2. Nach der Überzeugung des sachverständig beratenen Landgerichts war die Schuldfähigkeit des Angeklagten zum Zeitpunkt der Tötung seines Zechgenossen und des tätlichen Angriffs gegen den Passanten infolge eines pathologischen Rausches aufgehoben. Da ein solcher pathologischer Zustand erstmals bei dem Angeklagten eingetreten sei, könne ihm auch wegen des Sichberauschens kein Schuldvorwurf im Sinne des § 323a StGB gemacht werden.

II. Diese Beurteilung der Schuldfähigkeit begegnet rechtlichen Bedenken.
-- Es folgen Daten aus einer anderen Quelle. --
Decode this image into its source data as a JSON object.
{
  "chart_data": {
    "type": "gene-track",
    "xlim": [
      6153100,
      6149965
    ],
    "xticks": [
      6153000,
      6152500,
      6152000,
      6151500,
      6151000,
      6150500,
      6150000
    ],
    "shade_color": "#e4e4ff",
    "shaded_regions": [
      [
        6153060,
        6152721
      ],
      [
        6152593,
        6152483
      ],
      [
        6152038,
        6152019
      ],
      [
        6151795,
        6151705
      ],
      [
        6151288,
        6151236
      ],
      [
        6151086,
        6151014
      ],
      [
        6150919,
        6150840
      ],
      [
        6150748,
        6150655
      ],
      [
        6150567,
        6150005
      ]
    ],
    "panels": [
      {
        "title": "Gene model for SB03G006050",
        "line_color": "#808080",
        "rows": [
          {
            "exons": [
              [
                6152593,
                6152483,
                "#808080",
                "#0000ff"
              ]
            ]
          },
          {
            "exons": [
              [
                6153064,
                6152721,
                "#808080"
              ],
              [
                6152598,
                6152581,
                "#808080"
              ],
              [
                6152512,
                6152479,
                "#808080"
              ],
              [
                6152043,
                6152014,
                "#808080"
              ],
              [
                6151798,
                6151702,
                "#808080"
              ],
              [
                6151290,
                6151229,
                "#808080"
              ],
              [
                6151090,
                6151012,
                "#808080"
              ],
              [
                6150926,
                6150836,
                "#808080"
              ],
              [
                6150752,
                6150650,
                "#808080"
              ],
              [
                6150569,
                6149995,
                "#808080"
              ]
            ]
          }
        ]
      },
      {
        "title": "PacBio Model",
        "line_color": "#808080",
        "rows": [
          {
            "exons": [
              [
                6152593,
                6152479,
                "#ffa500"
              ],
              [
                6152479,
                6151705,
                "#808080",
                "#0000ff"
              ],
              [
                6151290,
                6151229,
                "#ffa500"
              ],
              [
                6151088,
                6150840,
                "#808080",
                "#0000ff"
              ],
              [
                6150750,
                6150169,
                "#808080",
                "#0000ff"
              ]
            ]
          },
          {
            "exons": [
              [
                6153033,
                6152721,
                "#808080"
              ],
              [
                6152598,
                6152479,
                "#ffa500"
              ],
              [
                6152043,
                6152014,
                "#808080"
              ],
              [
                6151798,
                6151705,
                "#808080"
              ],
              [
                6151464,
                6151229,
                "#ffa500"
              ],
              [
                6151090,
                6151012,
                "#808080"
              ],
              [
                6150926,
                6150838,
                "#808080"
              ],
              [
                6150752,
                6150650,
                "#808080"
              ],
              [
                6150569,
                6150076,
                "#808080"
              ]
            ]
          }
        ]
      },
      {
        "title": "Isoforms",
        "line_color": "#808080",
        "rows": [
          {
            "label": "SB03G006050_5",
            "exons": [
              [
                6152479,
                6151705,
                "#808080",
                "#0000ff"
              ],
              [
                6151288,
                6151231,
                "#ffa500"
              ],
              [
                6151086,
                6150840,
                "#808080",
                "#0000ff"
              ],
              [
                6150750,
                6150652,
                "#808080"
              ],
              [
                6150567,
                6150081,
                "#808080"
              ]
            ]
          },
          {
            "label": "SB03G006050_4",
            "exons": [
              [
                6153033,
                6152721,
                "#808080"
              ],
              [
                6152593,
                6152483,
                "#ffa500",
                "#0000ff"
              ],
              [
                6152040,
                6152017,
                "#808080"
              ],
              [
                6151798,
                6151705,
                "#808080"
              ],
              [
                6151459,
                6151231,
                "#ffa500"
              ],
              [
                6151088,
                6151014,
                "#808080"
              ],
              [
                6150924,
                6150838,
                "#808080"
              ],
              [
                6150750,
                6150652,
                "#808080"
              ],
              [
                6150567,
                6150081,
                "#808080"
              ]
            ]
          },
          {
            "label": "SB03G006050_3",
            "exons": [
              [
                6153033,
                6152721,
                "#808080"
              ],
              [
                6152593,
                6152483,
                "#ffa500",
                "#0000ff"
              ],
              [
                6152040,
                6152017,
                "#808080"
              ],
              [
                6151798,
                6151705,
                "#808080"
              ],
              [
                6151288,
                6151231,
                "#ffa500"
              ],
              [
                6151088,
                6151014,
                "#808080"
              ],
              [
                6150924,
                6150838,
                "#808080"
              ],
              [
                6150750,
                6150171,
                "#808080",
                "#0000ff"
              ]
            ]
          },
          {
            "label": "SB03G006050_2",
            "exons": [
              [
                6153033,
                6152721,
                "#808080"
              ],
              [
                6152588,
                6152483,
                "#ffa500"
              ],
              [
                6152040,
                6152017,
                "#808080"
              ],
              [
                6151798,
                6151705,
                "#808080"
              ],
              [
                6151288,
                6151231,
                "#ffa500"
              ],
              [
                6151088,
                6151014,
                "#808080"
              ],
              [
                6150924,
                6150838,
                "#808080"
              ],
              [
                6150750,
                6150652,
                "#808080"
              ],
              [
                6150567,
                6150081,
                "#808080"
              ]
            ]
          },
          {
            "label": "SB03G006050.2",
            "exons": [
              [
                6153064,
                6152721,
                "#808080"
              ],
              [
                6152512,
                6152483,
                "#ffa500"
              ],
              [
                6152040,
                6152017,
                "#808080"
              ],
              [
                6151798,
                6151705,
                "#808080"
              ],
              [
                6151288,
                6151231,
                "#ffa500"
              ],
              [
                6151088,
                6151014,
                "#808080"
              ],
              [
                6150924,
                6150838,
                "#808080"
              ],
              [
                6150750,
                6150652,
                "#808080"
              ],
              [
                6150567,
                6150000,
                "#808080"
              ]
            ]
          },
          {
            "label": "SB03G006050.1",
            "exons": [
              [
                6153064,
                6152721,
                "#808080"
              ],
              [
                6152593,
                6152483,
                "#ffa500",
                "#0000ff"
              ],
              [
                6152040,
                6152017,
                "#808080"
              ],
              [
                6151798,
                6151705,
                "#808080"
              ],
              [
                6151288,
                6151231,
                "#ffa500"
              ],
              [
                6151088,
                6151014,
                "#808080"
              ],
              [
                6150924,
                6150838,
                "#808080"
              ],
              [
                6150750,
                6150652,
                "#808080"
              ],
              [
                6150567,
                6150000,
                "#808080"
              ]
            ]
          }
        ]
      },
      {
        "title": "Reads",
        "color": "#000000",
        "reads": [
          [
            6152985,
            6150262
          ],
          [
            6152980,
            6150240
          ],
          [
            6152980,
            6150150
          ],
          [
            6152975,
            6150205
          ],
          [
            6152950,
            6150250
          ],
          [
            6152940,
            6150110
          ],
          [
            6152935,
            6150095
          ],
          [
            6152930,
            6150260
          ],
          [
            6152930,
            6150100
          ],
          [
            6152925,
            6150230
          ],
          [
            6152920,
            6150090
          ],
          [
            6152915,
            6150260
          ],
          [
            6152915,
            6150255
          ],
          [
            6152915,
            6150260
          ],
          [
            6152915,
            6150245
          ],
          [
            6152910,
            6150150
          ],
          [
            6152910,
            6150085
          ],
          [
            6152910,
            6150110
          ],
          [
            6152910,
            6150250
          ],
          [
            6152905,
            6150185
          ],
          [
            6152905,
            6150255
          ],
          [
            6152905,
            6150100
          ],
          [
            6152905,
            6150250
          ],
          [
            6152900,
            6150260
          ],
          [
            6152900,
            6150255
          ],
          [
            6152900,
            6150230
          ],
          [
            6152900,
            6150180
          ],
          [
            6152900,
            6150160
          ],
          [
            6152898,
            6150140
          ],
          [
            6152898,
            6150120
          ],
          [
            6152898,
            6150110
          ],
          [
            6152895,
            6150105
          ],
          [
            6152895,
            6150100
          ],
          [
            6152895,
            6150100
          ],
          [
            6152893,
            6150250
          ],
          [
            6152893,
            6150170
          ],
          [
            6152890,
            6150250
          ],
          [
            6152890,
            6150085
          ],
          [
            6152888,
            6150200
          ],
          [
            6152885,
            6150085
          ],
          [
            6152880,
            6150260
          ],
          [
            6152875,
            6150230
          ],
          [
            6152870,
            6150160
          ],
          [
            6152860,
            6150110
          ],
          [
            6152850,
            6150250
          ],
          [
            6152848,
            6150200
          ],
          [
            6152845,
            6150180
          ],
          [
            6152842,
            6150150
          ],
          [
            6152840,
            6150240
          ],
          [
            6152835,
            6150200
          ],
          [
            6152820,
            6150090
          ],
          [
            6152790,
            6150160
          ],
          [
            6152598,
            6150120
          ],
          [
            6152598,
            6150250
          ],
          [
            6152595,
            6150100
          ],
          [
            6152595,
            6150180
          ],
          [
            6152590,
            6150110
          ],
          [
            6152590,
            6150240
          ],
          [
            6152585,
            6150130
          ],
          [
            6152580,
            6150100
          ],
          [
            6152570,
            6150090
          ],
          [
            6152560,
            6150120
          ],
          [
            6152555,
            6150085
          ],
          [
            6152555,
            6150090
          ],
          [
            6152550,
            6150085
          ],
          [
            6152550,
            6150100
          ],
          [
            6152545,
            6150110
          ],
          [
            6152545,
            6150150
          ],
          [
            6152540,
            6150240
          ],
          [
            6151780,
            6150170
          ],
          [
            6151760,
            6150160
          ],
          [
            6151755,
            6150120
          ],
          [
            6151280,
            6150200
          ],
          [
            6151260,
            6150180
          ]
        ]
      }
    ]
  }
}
1. Ein pathologischer Rausch tritt nach der im psychiatrischen Schrifttum einhellig vertretenen Auffassung äußerst selten auf (vgl. Arbab-Zadeh/Prokop/Reimann, Rechtsmedizin, 1977, S. 378; Langelüddeke/Bresser, Gerichtliche Psychiatrie 4. Aufl. S. 71; Rasch, Forensische Psychiatrie, 1986, S. 197; Ponsold, Lehrbuch der gerichtlichen Medizin 3. Aufl. S. 257; Finzen, Harrer/Frank in Venzlaff, Psychiatrische Begutachtung, 1986, S. 269, 419). Seine Abgrenzung als ein durch Alkohol ausgelöster "Dämmerzustand", der mit einem Alkoholrausch qualitativ nicht vergleichbar ist, von einem sogenannten abnormen oder komplizierten Rausch, bei dem lediglich eine quantitative Steigerung der Alkoholwirkung eintritt, die sich in einer außergewöhnlich starken Ausprägung einzelner rauschtypischer Merkmale, wie Streitsucht oder Gereiztheit, äußert, ist schwierig (vgl. Bresser, Forensia 1984, 45, 52 ff; Langelüddeke/Bresser aaO S. 70). Die Annahme eines pathologischen Rausches, der zwar wie der normale oder abnorme Alkoholrausch unter die von § 323a StGB erfaßten Rauschzustände fällt (vgl. BGHSt 1, 196), vom Betroffenen aber bei erstmaligem Auftreten in der Regel nicht vorhersehbar und deshalb schuldlos herbeigeführt ist, bedarf daher einer eingehenden Begründung; dabei sind die in der forensischen Psychiatrie im Zusammenhang mit dieser seltenen psychopathologischen Erscheinungsform erörterten typischen Ausgestaltungsmerkmale zu berücksichtigen.

Diesen Anforderungen werden die Ausführungen des Landgerichts nicht gerecht.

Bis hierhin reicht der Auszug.